Weil die Bewilligungsbehörde es unterlassen habe, die Auflage, dass keine
elektrischen Verstärkeranlagen betrieben werden dürfen, in die Baubewilligung
aufzunehmen, habe er angesichts der zahlreichen unbewilligten
Lärmveranstaltungen am Seeufer von V davon ausgehen müssen, dass die Nutzung
des Bauwagens mit für ihn störenden Lärmimmissionen verbunden sein würde. Er
sah sich deshalb in guten Treuen zur Rechtsmittelerhebung veranlasst. Und
schliesslich sei es ihm auch darum gegangen, zu beweisen, dass die
Stadtgemeinde V sich nicht darum kümmere, Lärmimmissionen wirksam und
nachhaltig zu unterbinden. Aus diesen Gründen erweise es sich als willkürlich,
ihm die Kosten des Verfahrens aufzuerlegen, welche überdies überhöht seien.
2.3
Entgegen der Ansicht des Beschwerdeführers wurden
der Bewilligungsinhaberin im Rekursverfahren keine neuen Auflagen überbunden.

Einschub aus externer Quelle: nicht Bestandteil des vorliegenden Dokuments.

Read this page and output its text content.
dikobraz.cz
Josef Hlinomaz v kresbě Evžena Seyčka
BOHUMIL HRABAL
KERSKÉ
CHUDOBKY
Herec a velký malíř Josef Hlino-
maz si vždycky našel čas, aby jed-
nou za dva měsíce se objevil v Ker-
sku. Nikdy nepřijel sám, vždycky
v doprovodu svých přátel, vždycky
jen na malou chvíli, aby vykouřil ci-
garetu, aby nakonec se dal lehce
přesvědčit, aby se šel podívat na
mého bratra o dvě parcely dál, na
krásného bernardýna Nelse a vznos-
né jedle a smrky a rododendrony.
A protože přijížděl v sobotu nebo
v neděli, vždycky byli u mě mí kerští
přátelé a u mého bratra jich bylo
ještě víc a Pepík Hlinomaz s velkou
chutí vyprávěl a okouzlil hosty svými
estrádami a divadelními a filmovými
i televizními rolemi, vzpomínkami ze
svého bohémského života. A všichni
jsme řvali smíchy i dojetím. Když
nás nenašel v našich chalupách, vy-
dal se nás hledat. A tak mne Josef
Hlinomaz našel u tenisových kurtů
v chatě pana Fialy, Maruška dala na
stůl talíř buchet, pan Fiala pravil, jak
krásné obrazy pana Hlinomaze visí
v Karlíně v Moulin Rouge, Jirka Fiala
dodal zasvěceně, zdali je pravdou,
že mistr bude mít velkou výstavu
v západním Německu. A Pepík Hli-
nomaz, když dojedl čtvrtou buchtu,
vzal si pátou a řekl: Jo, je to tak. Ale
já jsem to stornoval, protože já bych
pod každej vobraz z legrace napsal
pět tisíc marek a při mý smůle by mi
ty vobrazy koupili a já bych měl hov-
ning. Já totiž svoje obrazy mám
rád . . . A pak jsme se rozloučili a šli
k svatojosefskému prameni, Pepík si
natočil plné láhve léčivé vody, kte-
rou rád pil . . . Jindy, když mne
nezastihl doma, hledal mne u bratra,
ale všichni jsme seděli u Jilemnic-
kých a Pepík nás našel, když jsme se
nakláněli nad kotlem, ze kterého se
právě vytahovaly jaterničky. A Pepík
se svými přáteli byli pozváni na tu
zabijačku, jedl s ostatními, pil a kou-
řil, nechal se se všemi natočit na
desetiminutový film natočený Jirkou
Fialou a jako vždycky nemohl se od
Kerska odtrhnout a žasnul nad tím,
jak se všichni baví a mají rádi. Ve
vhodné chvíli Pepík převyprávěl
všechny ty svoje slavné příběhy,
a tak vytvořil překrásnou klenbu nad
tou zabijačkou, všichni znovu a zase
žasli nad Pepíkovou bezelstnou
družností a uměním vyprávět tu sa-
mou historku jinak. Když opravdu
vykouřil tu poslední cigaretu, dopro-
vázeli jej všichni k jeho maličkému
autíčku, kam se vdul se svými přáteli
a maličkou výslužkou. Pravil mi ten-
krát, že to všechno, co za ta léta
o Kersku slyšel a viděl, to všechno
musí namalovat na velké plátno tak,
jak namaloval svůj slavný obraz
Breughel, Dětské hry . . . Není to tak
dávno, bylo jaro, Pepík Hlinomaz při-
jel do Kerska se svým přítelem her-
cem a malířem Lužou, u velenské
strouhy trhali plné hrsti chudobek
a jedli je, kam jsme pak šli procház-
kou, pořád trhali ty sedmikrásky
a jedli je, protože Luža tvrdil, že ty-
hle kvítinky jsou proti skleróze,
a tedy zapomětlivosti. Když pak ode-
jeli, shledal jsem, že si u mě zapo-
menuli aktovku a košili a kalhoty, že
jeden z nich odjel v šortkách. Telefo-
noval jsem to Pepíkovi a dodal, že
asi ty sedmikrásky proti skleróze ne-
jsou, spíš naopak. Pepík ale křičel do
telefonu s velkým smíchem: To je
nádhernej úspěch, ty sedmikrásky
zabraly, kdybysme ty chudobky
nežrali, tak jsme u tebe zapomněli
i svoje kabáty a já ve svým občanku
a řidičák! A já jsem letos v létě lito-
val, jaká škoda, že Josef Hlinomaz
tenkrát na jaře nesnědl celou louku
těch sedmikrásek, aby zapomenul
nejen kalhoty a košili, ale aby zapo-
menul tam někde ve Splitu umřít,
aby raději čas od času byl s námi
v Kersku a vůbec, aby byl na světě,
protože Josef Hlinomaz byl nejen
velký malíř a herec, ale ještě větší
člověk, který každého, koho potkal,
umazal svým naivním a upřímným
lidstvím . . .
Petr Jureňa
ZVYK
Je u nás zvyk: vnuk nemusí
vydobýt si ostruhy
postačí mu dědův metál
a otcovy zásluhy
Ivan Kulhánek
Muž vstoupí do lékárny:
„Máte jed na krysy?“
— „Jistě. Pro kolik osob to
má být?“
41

Vielmehr war von Anfang an weder vorgesehen, dass im Bauwagen ein elektrischer
Anschluss zur Betreibung von Beschallungsanlagen installiert wird, noch dass im
Freien Lautsprecheranlagen benutzt werden. Derartige Nutzungen waren nicht
Gegenstand des Baugesuches und werden auch von der Baubewilligung nicht mitumfasst.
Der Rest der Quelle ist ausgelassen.